Позабыв о конвоирах с винтовками, он принялся на ощупь сдирать с головы мешковину. Никто не мешал ему, не кричал сердито. Накрученная вокруг шеи веревка норовила затянуться и едва не душила, но он рвал ее во все стороны, как завязший в паутине комар, еще рвал и еще, драл узлы ногтями и наконец отшвырнул. И мешок отшвырнул – по глазам резануло ярким светом, а звонкие голоса зазвучали громче.
Где? Что?
Посреди пустыни.
Далеко впереди темная полоса – поезд. Вокруг муравьиная стая – люди.
“Гирлянда”.
Не в силах больше сидеть на арбе, Деев спрыгнул и побежал.
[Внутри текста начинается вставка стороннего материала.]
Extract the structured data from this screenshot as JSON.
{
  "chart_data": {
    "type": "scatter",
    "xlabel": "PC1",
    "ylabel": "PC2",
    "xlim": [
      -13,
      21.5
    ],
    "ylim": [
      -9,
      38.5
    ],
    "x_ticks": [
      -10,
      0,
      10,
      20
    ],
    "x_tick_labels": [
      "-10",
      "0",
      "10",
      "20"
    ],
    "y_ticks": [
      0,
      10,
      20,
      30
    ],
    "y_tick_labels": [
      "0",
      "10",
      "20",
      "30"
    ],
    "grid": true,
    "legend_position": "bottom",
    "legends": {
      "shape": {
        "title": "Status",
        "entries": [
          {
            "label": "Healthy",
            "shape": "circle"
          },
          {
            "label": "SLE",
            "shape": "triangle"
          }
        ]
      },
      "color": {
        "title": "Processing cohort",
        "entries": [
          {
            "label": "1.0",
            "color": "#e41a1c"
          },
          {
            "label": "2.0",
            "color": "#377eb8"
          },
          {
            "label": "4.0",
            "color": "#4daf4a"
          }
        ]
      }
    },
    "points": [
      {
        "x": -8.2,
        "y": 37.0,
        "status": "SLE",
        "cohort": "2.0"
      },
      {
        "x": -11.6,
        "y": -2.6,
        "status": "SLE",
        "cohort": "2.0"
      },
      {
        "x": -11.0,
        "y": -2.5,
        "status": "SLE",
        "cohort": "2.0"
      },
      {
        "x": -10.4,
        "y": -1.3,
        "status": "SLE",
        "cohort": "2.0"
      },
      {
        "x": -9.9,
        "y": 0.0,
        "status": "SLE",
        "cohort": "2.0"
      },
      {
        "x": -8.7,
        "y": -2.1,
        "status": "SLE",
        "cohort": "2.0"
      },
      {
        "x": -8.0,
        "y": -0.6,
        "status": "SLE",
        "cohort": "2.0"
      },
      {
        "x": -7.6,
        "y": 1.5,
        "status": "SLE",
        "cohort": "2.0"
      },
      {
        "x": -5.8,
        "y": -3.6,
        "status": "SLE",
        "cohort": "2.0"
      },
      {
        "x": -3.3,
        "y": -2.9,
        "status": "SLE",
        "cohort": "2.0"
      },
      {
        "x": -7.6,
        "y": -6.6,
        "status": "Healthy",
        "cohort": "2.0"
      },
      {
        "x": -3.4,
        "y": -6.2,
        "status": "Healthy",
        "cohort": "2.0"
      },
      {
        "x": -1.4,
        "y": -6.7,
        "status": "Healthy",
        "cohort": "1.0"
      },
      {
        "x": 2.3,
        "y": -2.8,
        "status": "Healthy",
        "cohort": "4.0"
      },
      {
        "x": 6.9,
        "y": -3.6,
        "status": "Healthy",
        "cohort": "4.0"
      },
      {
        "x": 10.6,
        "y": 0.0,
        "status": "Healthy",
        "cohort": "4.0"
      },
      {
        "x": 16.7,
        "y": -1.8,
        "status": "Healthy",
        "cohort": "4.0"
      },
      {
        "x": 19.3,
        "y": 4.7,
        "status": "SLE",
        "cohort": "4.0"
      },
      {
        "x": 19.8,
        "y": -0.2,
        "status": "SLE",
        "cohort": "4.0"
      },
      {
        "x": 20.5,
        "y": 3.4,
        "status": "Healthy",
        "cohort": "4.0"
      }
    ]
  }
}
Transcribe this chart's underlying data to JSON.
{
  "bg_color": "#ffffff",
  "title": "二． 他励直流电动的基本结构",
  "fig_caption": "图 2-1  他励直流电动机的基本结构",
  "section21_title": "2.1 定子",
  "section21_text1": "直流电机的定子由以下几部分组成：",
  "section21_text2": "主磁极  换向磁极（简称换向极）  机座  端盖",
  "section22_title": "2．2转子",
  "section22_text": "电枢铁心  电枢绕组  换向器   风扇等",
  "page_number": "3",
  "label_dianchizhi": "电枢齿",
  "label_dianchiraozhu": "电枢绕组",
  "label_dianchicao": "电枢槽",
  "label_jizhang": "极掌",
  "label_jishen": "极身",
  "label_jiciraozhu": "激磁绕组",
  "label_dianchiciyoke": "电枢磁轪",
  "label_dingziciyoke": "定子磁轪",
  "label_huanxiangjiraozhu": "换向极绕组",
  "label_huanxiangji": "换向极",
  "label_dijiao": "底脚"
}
Оставляя позади Загрейку на повозке и конвоиров, едва ли быстрее самой повозки – побежал.
До “гирлянды” была еще добрая пара верст, но уже виднелась возле нее отчетливо белая россыпь – дети в рубашках. Деев перебирал ногами, едва отрывая башмаки от земли и не разгибая колен, – экономил силы. Силы все равно скоро кончились, но остановиться он уже не мог: тело само бежало вперед как заведенное.
Задыхался. Спотыкался. Но не падал. Бежал, бежал, пока впереди не раздалось истошное:
– Деев! Де-е-е-е-ев! А-а-а-а-а-а-а-а!